Attachment.

You left your notes in my old, hardbound copy of Wuthering Heights.
The pages were withered to yellow fragility, the leather cover had been worn out.
It gathered dust through the year, but every December I diligently reread it,
Revisiting the moors and the cold; the lonesomeness and uncouth passion.
The raw humanity of each individual carved me and moulded my personality.

You borrowed it from me one November and did not return it until January.
That December passed unlike any other, with letters filled with love and warmth.
My tradition had been broken, but I gleefully allowed you to break my monotony.
Until January arrived, and you left me with my book and your absence.
That December, my broken ritual was meant to mend your broken promises.

It had been three years since, when I chanced upon it, hidden by a layer of dust.
I shivered when I recognized the faded leather, my trembling hands reached for it.
I sat on the cold floor, the only source of light was the fire from my fireplace.
My blanket kept me warm while every page I turned sent chills down my spine.
I recognized your script the moment I saw it on the third page of the first chapter.

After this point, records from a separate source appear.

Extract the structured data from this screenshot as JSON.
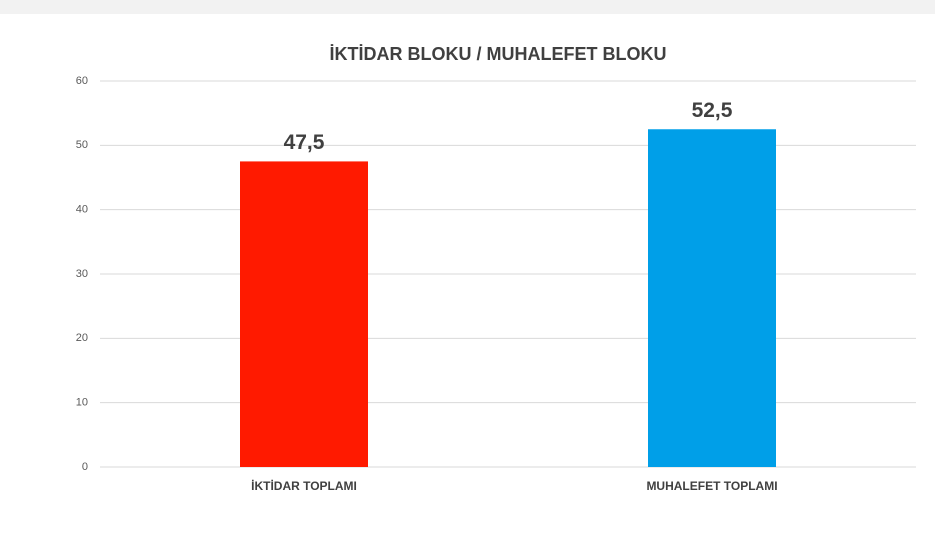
{
  "chart_data": {
    "type": "bar",
    "title": "İKTİDAR BLOKU / MUHALEFET BLOKU",
    "categories": [
      "İKTİDAR TOPLAMI",
      "MUHALEFET TOPLAMI"
    ],
    "values": [
      47.5,
      52.5
    ],
    "value_labels": [
      "47,5",
      "52,5"
    ],
    "colors": [
      "#ff1a00",
      "#009fe8"
    ],
    "ylim": [
      0,
      60
    ],
    "yticks": [
      0,
      10,
      20,
      30,
      40,
      50,
      60
    ],
    "grid": true
  }
}
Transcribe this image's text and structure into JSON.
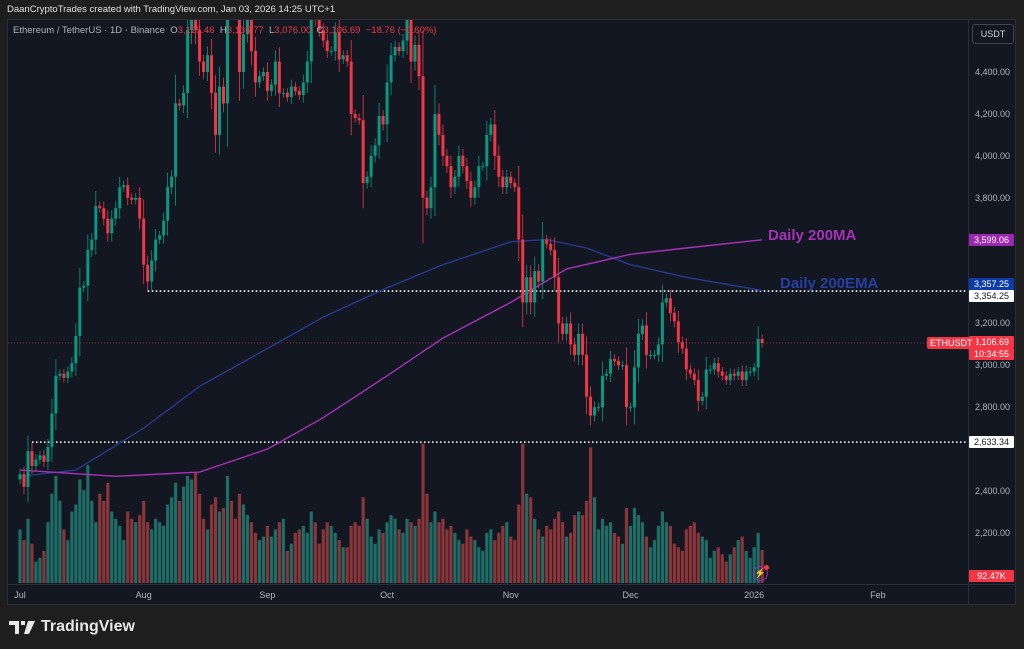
{
  "attribution": "DaanCryptoTrades created with TradingView.com, Jan 03, 2026 14:25 UTC+1",
  "legend": {
    "symbol": "Ethereum / TetherUS · 1D · Binance",
    "o_label": "O",
    "o": "3,125.46",
    "h_label": "H",
    "h": "3,136.77",
    "l_label": "L",
    "l": "3,076.00",
    "c_label": "C",
    "c": "3,106.69",
    "change": "−18.76 (−0.60%)"
  },
  "currency_button": "USDT",
  "brand": "TradingView",
  "colors": {
    "up": "#089981",
    "down": "#f23645",
    "ma": "#9c27b0",
    "ema": "#1e3a8a",
    "bg": "#131722"
  },
  "chart_data": {
    "type": "candlestick",
    "start_date": "2025-07-01",
    "interval": "1D",
    "close": [
      2480,
      2420,
      2590,
      2520,
      2550,
      2570,
      2540,
      2610,
      2770,
      2950,
      2960,
      2940,
      2970,
      3010,
      3140,
      3370,
      3380,
      3550,
      3600,
      3760,
      3750,
      3700,
      3630,
      3700,
      3750,
      3850,
      3860,
      3800,
      3790,
      3800,
      3700,
      3480,
      3400,
      3500,
      3600,
      3620,
      3690,
      3850,
      3900,
      4250,
      4240,
      4300,
      4600,
      4750,
      4600,
      4450,
      4400,
      4480,
      4300,
      4100,
      4330,
      4250,
      4800,
      4780,
      4750,
      4400,
      4580,
      4650,
      4500,
      4350,
      4380,
      4400,
      4310,
      4340,
      4450,
      4300,
      4300,
      4280,
      4330,
      4310,
      4290,
      4350,
      4450,
      4700,
      4650,
      4600,
      4550,
      4500,
      4500,
      4590,
      4460,
      4480,
      4450,
      4200,
      4180,
      4170,
      3870,
      3900,
      4000,
      4050,
      4190,
      4150,
      4350,
      4480,
      4520,
      4500,
      4550,
      4700,
      4450,
      4530,
      4380,
      3800,
      3750,
      3850,
      4200,
      4100,
      4000,
      3950,
      3850,
      3900,
      4000,
      3950,
      3880,
      3800,
      3850,
      3950,
      3950,
      4100,
      4150,
      4000,
      3900,
      3850,
      3900,
      3870,
      3850,
      3600,
      3300,
      3420,
      3300,
      3450,
      3400,
      3600,
      3580,
      3550,
      3420,
      3200,
      3150,
      3200,
      3100,
      3050,
      3150,
      3050,
      2850,
      2760,
      2800,
      2800,
      2950,
      2960,
      3030,
      3020,
      3000,
      3000,
      2800,
      2800,
      2990,
      3150,
      3190,
      3050,
      3050,
      3050,
      3100,
      3300,
      3320,
      3250,
      3210,
      3110,
      3080,
      2980,
      2960,
      2930,
      2830,
      2850,
      2980,
      2980,
      3010,
      2970,
      2950,
      2930,
      2960,
      2950,
      2970,
      2930,
      2970,
      2970,
      2990,
      3125.46,
      3106.69
    ],
    "volume_k": [
      150,
      120,
      180,
      110,
      60,
      70,
      90,
      170,
      250,
      300,
      230,
      150,
      120,
      200,
      220,
      290,
      260,
      330,
      230,
      170,
      250,
      230,
      280,
      200,
      180,
      160,
      120,
      200,
      180,
      170,
      190,
      230,
      170,
      150,
      180,
      170,
      160,
      220,
      240,
      280,
      230,
      270,
      300,
      290,
      310,
      250,
      180,
      150,
      220,
      240,
      200,
      210,
      300,
      230,
      180,
      250,
      220,
      190,
      170,
      140,
      120,
      130,
      160,
      130,
      150,
      170,
      180,
      90,
      110,
      140,
      150,
      160,
      140,
      200,
      170,
      110,
      150,
      170,
      160,
      140,
      120,
      100,
      100,
      160,
      170,
      160,
      240,
      180,
      130,
      110,
      150,
      140,
      170,
      190,
      180,
      150,
      140,
      180,
      170,
      160,
      180,
      390,
      250,
      170,
      200,
      170,
      180,
      150,
      160,
      140,
      120,
      110,
      150,
      130,
      120,
      100,
      90,
      140,
      150,
      120,
      140,
      160,
      170,
      130,
      120,
      220,
      390,
      250,
      240,
      180,
      150,
      130,
      160,
      150,
      180,
      200,
      170,
      130,
      140,
      190,
      200,
      190,
      230,
      380,
      240,
      150,
      180,
      160,
      170,
      140,
      130,
      110,
      210,
      160,
      210,
      190,
      170,
      130,
      100,
      120,
      160,
      200,
      170,
      160,
      110,
      100,
      90,
      150,
      160,
      170,
      140,
      130,
      120,
      70,
      90,
      100,
      80,
      60,
      80,
      100,
      120,
      130,
      90,
      70,
      100,
      140,
      92.47
    ],
    "ma200": [
      [
        "2025-07-01",
        2500
      ],
      [
        "2025-07-25",
        2470
      ],
      [
        "2025-08-15",
        2490
      ],
      [
        "2025-09-01",
        2600
      ],
      [
        "2025-09-15",
        2750
      ],
      [
        "2025-10-01",
        2950
      ],
      [
        "2025-10-15",
        3130
      ],
      [
        "2025-11-01",
        3300
      ],
      [
        "2025-11-15",
        3460
      ],
      [
        "2025-12-01",
        3530
      ],
      [
        "2025-12-15",
        3560
      ],
      [
        "2026-01-03",
        3599.06
      ]
    ],
    "ema200": [
      [
        "2025-07-01",
        2470
      ],
      [
        "2025-07-15",
        2500
      ],
      [
        "2025-08-01",
        2700
      ],
      [
        "2025-08-15",
        2900
      ],
      [
        "2025-09-01",
        3080
      ],
      [
        "2025-09-15",
        3230
      ],
      [
        "2025-10-01",
        3370
      ],
      [
        "2025-10-15",
        3480
      ],
      [
        "2025-11-01",
        3590
      ],
      [
        "2025-11-10",
        3600
      ],
      [
        "2025-11-20",
        3560
      ],
      [
        "2025-12-01",
        3480
      ],
      [
        "2025-12-15",
        3420
      ],
      [
        "2026-01-03",
        3357.25
      ]
    ],
    "hlines": [
      {
        "price": 3354.25,
        "from": "2025-08-02",
        "label": "3,354.25"
      },
      {
        "price": 2633.34,
        "from": "2025-07-04",
        "label": "2,633.34"
      }
    ],
    "annotations": [
      {
        "text": "Daily 200MA",
        "color": "#9c27b0"
      },
      {
        "text": "Daily 200EMA",
        "color": "#1e3a8a"
      }
    ],
    "y_ticks": [
      {
        "v": 4400,
        "label": "4,400.00"
      },
      {
        "v": 4200,
        "label": "4,200.00"
      },
      {
        "v": 4000,
        "label": "4,000.00"
      },
      {
        "v": 3800,
        "label": "3,800.00"
      },
      {
        "v": 3200,
        "label": "3,200.00"
      },
      {
        "v": 3000,
        "label": "3,000.00"
      },
      {
        "v": 2800,
        "label": "2,800.00"
      },
      {
        "v": 2400,
        "label": "2,400.00"
      },
      {
        "v": 2200,
        "label": "2,200.00"
      }
    ],
    "x_ticks": [
      {
        "date": "2025-07-01",
        "label": "Jul"
      },
      {
        "date": "2025-08-01",
        "label": "Aug"
      },
      {
        "date": "2025-09-01",
        "label": "Sep"
      },
      {
        "date": "2025-10-01",
        "label": "Oct"
      },
      {
        "date": "2025-11-01",
        "label": "Nov"
      },
      {
        "date": "2025-12-01",
        "label": "Dec"
      },
      {
        "date": "2026-01-01",
        "label": "2026"
      },
      {
        "date": "2026-02-01",
        "label": "Feb"
      }
    ],
    "price_tags": {
      "ma": "3,599.06",
      "ema": "3,357.25",
      "last": "3,106.69",
      "countdown": "10:34:55",
      "symbol": "ETHUSDT",
      "volume": "92.47K"
    },
    "last_price": 3106.69
  }
}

Fours hours and thirty seven minutes later I had read every word you had written-
In that beautiful, calligraphic handwriting- eight times, until I memorized it.
Sleep evaded me. I spent the remaining hours of the night in deplorable delirium.
You haunted me for eight months, three weeks and five days after that forsaken night.
I looked battered and felt lost, it was dèja vu for my wretched heart, a sour sight I was.

I maffled myself to sleep, quoting your letters and your words from our conversations,
My hands laden with your words, etched into my skin with precise scratches;
My lips were torn apart, covered in dry blood. But my house was immaculate.
You knew how to stop me from destroying myself- nobody else did, not even me.
I fell in love with you again, desperately, pathetically. And it terrified me.
Because I fell in love with your words, which I knew I could never teach myself to unlove.